Here’s a provocative item from Wired: a skeptic’s take on the idea of superhuman AI, by one Kevin Kelly. I haven’t time to comment on it now, other than to say that once you get past the “there are all kinds of intelligence” boilerplate, it raises some interesting points.

3 Comments

  1. Bluefin Tuna says

    Being supplanted by “unstoppable” AI is difficult to imagine. I have been beaten many times at chess by a computer, but I am quite sure I could have tamed it by pulling out the plug, or at least by hitting it vigorously several times with a hammer. True, one might design a robot capable of fighting back, but only if one wanted to use it as a weapon against one’s enemies- and in that case, programming it to destroy oneself along with them would seem quite counterproductive.

    His point about costs and materials is a big one. I recently heard about a FOAF who was involved in testing a robotic pack mule for the US Army, for use in rough mountain terrain impassable to conventional vehicles. After many experiments, they realized that the cost of building and fueling the robot was inevitably several orders of magnitude higher than that of simply buying and feeding a flesh-and-blood donkey. Hundreds of millions of years of evolutionary fine-tuning have made animal cells far more fuel-efficient and durable than any man-made vehicle on Earth.

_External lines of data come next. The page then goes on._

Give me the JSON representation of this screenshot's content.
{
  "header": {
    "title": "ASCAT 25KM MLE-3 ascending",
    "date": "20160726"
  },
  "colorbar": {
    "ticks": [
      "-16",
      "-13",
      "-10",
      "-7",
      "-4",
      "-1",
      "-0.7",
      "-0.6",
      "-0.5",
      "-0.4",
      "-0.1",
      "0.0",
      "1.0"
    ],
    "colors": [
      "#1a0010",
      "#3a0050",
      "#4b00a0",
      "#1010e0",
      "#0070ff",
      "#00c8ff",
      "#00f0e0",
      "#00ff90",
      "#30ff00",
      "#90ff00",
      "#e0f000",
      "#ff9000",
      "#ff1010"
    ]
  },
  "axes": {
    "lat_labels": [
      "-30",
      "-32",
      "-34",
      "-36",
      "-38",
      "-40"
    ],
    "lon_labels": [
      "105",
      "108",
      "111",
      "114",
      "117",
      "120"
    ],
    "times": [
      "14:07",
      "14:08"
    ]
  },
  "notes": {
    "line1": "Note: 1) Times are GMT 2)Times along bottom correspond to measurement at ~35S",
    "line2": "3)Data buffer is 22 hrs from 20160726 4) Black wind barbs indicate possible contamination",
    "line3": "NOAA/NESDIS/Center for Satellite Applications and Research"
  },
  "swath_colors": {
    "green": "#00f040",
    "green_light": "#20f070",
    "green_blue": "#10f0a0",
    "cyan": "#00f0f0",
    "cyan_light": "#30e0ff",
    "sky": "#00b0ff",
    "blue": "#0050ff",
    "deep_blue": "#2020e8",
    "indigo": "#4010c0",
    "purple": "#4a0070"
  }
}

    Most fundamentally, genuine self-consciousness is a basic human advantage that is almost certainly impossible to replicate with AI. You can simulate the outward signs and appearance of self-consciousness, of course, but no matter how sophisticated, you still have nothing more than a clever version of Searle’s “Chinese Room”. A robot may fight against an attacker because it has been programmed to do so, but not because it fears death, values its own life, or is in any way an egotist.

    Posted June 28, 2017 at 12:42 pm | Permalink
  2. JK says

    http://dailytimewaster.blogspot.com/2017/06/it-is-claimed-that-robots-will-take-all.html

    Posted June 28, 2017 at 5:30 pm | Permalink
  3. Malcolm says

    BT,

    A robot may fight against an attacker because it has been programmed to do so, but not because it fears death, values its own life, or is in any way an egotist.

    I don’t think this is a valid distinction. Those things are just ‘programmed’ into us as well – and all of those responses can and do proceed quite independently of consciousness, even in humans.